= Coscinomancy =

Type of divination

Coscinomancy is a form of divination utilising a sieve and shears, used in ancient Greece, medieval and early modern Europe and 17th century New England, to determine the guilty party in a criminal offence, find answers to questions, etc.

The term comes into English via both New Latin and Medieval Latin coscinomantia, and is ultimately derived from the Ancient Greek koskinomantis (κοσκινομάντης) a diviner using a sieve, from koskinon (κόσκινον) a sieve. The word is mentioned by a number of Ancient Greek writers, including Philippides, Julius Pollux, Lucianus and, most famously, Theocritus.

One method of practising coscinomancy is described by Cornelius Agrippa, best known for his Three Books of Occult Philosophy, 1533. Following the disputed Fourth Book in the same series, a work entitled the Heptameron, or Magical Elements appeared in the first volume of Agrippa's Opera omnia, or Collected Works (circa 1600). The first of two appendices to the Heptameron (chapter xxi) briefly covers many forms of ceremonial magic, including coscinomancy. Agrippa believed that the movement of the sieve was performed by a demon, and that the conjuration Dies, mies, jeschet, benedoefet, dowima, enitemaus actually compelled the demon to perform the task. He further notes that the words of this conjuration were understood neither by the speaker nor anyone else (nec sibi ipsis, nec aliis intellectua). The notion of a powerfully efficacious language of the spirit world is quite common in magic belief. The so-called Enochian language of the 16th century magician Edward Kelley, later revived by Aleister Crowley, is such a language. Kelley believed the Enochian words so powerful that he would communicate them to his cohort, Dr. John Dee, backwards, lest he unleash powers beyond control. This concept can also be seen in The Arabian Nights in which a sorceress takes some lake water in her hand and over it speaks "words not to be understood".

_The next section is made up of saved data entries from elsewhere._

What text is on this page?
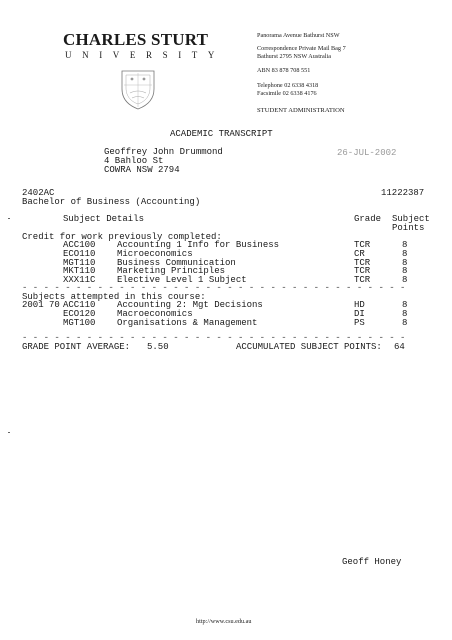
CHARLES STURT
UNIVERSITY
Panorama Avenue Bathurst NSW
Correspondence Private Mail Bag 7
Bathurst 2795 NSW Australia
ABN 83 878 708 551
Telephone 02 6338 4318
Facsimile 02 6338 4176
STUDENT ADMINISTRATION
ACADEMIC TRANSCRIPT
Geoffrey John Drummond
4 Bahloo St
COWRA NSW 2794
26-JUL-2002
2402AC
Bachelor of Business (Accounting)
11222387
Subject Details	Grade Subject
Points
Credit for work previously completed:
ACC100 Accounting 1 Info for Business	TCR	8
ECO110 Microeconomics	CR	8
MGT110 Business Communication	TCR	8
MKT110 Marketing Principles	TCR	8
XXX11C Elective Level 1 Subject	TCR	8
- - - - - - - - - - - - - - - - - - - - - - - - - - - - - - - - - - - -
Subjects attempted in this course:
2001 70 ACC110 Accounting 2: Mgt Decisions	HD	8
ECO120 Macroeconomics	DI	8
MGT100 Organisations & Management	PS	8
- - - - - - - - - - - - - - - - - - - - - - - - - - - - - - - - - - - -
GRADE POINT AVERAGE: 5.50	ACCUMULATED SUBJECT POINTS: 64
Geoff Honey
http://www.csu.edu.au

There has been some speculation about the manner in which the sieve was to be held by the shears, with some writers suggesting that a piece of thread was used. In the 1567 edition of Agrippa's works there is a picture showing exactly this. It is clear that the sieve was suspended from the shears in such a way that the cutting edges of the blades made tangents to the outer rim of the sieve. Thus suspended the sieve is capable of some sideways movement, or even of dropping. The sieve was held by the two middle fingers only making it almost impossible to keep the sieve still for any length of time and thus ensuring a prognostication. The complicating factor is that in the Latin text accompanying the picture the sieve is said to "turn around" (circum agatur), which clearly it cannot do unless held at two diametrically opposite points on the outer rim.

Other references to coscinomancy can be found in François Rabelais' Pantagruel (1532: III. xxv.); Johann Weyer's De Praestigiis Daemonum et Incantationibus ac Venificiis (1583: xii.); and Barten Holyday's Technogamia, or the Marriage of the Arts (1618: II. iii. ll. 89-146 (G2v)).